Even though Franz Kafka and others have portrayed Jews as mice, Spiegelman still believes Spielberg stole his idea. He hasn’t sued the filmmaker because, he says, theft ”would be very hard to prove without a smoking gun.” Now that the publication of Maus II has coincided with Spielberg’s sequel, An American Tail: Fievel Goes West, Spiegelman is quick to dismiss both films as ”cynical, nasty pieces of s—.” A spokesperson for Spielberg had no comment.
If he is passionate when defending his work, Spiegelman is detached, almost clinical, when he talks about his father. The irony, of course, is that Vladek Spiegelman was at once his son’s nemesis and the source of his greatest success. ”My father never quite understood what I was doing,” the artist says. ”He’d say, ‘Artie is working on some kind of comic book about me,’ but I don’t think those words had much meaning for him. I think there’d be a degree of embarrassment for him. On the other hand, he’d be pleased that the book will probably make money.”

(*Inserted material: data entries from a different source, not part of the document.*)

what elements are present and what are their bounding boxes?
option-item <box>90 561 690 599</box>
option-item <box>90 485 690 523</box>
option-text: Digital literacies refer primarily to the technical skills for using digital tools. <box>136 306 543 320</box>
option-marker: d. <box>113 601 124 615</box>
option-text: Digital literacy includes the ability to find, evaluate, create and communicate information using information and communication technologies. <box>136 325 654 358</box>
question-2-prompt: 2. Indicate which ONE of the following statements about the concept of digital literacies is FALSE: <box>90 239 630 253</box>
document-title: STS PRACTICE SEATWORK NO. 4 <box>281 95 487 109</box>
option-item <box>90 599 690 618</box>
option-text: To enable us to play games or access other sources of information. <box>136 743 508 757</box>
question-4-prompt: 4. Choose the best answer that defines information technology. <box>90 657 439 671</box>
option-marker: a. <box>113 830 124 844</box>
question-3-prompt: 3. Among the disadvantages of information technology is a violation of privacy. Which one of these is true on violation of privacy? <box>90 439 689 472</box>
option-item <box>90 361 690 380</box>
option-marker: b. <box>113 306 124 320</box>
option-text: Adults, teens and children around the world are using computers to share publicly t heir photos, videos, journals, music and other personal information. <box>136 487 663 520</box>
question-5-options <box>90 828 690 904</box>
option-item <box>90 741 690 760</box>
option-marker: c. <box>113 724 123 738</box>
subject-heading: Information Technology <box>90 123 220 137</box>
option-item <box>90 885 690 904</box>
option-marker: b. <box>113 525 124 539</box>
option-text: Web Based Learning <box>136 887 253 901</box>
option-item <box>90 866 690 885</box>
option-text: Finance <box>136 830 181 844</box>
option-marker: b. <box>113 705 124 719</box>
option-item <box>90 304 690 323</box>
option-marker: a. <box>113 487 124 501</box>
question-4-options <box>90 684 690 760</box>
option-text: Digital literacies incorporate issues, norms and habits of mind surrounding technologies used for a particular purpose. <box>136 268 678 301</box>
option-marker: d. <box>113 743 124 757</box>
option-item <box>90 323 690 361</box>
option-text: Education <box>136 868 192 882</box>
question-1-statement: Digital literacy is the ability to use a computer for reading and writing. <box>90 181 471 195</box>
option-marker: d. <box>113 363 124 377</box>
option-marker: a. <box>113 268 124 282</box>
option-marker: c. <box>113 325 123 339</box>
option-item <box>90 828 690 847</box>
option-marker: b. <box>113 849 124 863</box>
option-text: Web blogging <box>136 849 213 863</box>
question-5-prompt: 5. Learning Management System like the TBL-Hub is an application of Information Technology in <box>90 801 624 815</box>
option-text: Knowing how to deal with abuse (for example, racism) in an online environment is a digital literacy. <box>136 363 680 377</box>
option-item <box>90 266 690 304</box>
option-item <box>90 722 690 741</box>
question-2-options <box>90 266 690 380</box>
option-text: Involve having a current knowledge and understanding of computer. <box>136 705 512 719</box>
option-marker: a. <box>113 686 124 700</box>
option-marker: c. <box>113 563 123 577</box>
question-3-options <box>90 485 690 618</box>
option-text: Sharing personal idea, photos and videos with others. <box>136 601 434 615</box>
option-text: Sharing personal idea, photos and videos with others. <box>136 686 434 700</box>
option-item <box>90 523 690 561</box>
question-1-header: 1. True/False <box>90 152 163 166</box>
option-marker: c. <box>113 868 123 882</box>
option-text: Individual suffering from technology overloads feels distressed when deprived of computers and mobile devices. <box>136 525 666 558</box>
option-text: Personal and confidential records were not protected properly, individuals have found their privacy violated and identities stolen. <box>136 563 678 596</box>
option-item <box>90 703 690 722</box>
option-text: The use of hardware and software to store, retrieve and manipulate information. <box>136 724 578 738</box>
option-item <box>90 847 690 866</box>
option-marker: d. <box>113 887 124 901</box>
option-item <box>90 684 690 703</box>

Spiegelman shifts in his leather armchair and pauses to stretch his legs, which he’s kept tucked under him. ”Do I miss him? Yes and no. Yes in that I wish Vladek and Anja could know Nadja. On the other hand, I don’t know that I could have had a child when my father was alive.”

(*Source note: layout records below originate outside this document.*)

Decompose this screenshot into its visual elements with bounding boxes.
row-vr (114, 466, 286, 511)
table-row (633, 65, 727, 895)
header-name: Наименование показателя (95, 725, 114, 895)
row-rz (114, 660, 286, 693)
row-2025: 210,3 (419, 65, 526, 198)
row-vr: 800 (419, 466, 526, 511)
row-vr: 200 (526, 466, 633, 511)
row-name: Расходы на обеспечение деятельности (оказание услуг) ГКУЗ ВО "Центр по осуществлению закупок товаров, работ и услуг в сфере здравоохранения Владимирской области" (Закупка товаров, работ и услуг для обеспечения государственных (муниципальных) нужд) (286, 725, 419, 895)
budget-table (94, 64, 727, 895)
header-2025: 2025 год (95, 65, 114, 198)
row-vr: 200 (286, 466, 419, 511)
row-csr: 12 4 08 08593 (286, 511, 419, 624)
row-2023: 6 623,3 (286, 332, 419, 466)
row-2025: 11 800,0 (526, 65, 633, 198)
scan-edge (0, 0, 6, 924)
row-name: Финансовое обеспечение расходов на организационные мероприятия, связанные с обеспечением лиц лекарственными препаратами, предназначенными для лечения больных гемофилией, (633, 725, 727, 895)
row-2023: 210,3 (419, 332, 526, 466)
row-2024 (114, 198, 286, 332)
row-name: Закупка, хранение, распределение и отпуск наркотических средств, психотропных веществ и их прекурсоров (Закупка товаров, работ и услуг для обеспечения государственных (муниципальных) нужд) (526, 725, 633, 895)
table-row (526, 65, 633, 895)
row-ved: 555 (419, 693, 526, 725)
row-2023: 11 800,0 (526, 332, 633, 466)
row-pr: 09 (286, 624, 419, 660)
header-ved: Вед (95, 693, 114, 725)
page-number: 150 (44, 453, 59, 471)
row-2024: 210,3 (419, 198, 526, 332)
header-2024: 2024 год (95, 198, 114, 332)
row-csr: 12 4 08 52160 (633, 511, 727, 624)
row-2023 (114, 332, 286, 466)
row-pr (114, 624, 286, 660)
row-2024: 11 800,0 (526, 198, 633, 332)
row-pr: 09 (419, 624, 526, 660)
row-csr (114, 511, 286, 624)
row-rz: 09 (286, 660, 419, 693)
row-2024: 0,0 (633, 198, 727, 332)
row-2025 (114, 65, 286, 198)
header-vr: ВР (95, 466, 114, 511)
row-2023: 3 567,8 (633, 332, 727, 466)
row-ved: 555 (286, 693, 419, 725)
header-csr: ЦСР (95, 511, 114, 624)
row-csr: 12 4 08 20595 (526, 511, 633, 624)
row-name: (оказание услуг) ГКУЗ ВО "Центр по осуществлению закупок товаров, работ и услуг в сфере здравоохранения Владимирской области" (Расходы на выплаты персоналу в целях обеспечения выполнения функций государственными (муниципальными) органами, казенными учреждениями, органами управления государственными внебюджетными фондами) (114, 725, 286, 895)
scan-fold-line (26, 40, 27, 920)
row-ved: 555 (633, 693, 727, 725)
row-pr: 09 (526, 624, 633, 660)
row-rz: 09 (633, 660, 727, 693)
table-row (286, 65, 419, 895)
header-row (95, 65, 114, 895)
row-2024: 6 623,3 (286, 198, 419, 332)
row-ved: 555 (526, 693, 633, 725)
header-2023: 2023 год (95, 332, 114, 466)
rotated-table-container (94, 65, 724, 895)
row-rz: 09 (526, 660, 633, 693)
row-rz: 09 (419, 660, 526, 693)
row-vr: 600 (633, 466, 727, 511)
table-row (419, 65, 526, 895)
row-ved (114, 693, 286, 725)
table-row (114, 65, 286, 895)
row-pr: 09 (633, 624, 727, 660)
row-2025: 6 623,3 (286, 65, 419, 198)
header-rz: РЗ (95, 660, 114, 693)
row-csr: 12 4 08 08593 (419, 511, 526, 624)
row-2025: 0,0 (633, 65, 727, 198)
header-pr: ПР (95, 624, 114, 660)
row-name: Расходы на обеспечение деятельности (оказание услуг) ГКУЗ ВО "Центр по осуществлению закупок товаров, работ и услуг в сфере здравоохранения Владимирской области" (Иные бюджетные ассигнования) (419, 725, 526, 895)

Though his bookshelves are lined with titles like Return to Auschwitz, Spiegelman seems somewhat uneasy in his role as unofficial spokesperson for the children of Jewish Holocaust survivors. ”Although not everybody had parents who went through the Holocaust, everybody had parents,” he says matter-of-factly. ”This book is about me as a child of survivors. The confusion can happen if you think that’s all I am. I’m an American kid and my reality was rock & roll and comic books and bowling and trying to get dates in school.”

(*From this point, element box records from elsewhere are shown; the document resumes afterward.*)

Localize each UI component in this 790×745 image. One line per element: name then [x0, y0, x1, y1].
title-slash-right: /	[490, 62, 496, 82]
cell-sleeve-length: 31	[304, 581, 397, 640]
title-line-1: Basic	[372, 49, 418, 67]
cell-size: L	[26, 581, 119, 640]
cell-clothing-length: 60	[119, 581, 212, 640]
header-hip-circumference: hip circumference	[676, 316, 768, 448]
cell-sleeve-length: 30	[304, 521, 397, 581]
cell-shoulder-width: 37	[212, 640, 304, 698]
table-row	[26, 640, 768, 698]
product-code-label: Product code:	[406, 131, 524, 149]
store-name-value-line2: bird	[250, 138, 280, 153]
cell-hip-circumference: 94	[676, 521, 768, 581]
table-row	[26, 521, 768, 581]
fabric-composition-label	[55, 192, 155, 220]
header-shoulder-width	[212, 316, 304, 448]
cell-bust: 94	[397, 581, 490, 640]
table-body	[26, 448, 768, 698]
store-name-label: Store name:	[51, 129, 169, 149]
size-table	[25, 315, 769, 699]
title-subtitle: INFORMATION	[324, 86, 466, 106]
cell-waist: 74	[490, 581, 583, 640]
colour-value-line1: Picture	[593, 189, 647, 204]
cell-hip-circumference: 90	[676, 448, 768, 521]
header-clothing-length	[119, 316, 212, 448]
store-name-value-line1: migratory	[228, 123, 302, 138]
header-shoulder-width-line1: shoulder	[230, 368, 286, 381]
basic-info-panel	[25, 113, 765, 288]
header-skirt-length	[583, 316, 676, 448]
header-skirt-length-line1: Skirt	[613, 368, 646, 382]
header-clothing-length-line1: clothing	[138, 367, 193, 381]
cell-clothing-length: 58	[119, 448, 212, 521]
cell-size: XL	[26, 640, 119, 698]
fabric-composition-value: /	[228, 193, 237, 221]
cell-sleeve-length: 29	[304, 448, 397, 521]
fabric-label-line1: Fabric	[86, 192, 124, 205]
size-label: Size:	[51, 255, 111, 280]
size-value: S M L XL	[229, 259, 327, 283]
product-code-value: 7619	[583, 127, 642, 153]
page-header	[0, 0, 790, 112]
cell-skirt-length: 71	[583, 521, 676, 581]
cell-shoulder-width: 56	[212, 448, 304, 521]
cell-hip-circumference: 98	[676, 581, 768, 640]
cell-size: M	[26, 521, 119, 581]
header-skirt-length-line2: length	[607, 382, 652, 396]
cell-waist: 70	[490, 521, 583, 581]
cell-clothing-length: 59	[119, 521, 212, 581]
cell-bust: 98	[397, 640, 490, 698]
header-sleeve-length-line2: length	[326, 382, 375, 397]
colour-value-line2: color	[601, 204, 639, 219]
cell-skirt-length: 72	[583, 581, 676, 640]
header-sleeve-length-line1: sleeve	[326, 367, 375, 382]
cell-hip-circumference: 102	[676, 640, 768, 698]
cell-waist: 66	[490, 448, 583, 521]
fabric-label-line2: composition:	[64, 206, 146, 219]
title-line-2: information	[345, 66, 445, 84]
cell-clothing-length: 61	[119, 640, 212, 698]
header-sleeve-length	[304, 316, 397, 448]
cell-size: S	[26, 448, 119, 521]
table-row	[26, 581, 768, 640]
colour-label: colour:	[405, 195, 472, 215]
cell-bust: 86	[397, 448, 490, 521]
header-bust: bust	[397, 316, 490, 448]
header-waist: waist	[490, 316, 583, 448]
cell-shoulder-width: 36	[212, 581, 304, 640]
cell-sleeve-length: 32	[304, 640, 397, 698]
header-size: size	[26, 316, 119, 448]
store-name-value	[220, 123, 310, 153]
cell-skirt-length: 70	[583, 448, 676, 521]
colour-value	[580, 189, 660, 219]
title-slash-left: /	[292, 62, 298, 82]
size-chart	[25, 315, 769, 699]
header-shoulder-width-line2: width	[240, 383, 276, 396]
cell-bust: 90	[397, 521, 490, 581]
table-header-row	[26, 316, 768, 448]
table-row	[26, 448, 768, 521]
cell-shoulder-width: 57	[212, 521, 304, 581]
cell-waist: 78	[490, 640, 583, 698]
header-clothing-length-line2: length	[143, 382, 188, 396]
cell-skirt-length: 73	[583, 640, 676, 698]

While Spiegelman doubts his next project will be anything like Maus — ”I have no specific intention of doing III, IV, and V or Maus Goes to the Moon” — he isn’t sure how he will proceed. Since he only finished Maus II in September and soon after went on a four-week publicity tour, he hasn’t had time to get any distance on the work that obsessed him for more than a decade. Now he is preparing his Maus drawings for a show this month at New York’s Museum of Modern Art. His dimly lit studio is still littered with Post-It notes that say things like ”When was Yom Kippur in 1944?”
”As soon as time allows, I’d like to have a nice, long depression,” Spiegelman says, without a trace of irony. ”I really look forward to it. Then I can crawl around with a notebook and find out what the next thing is.”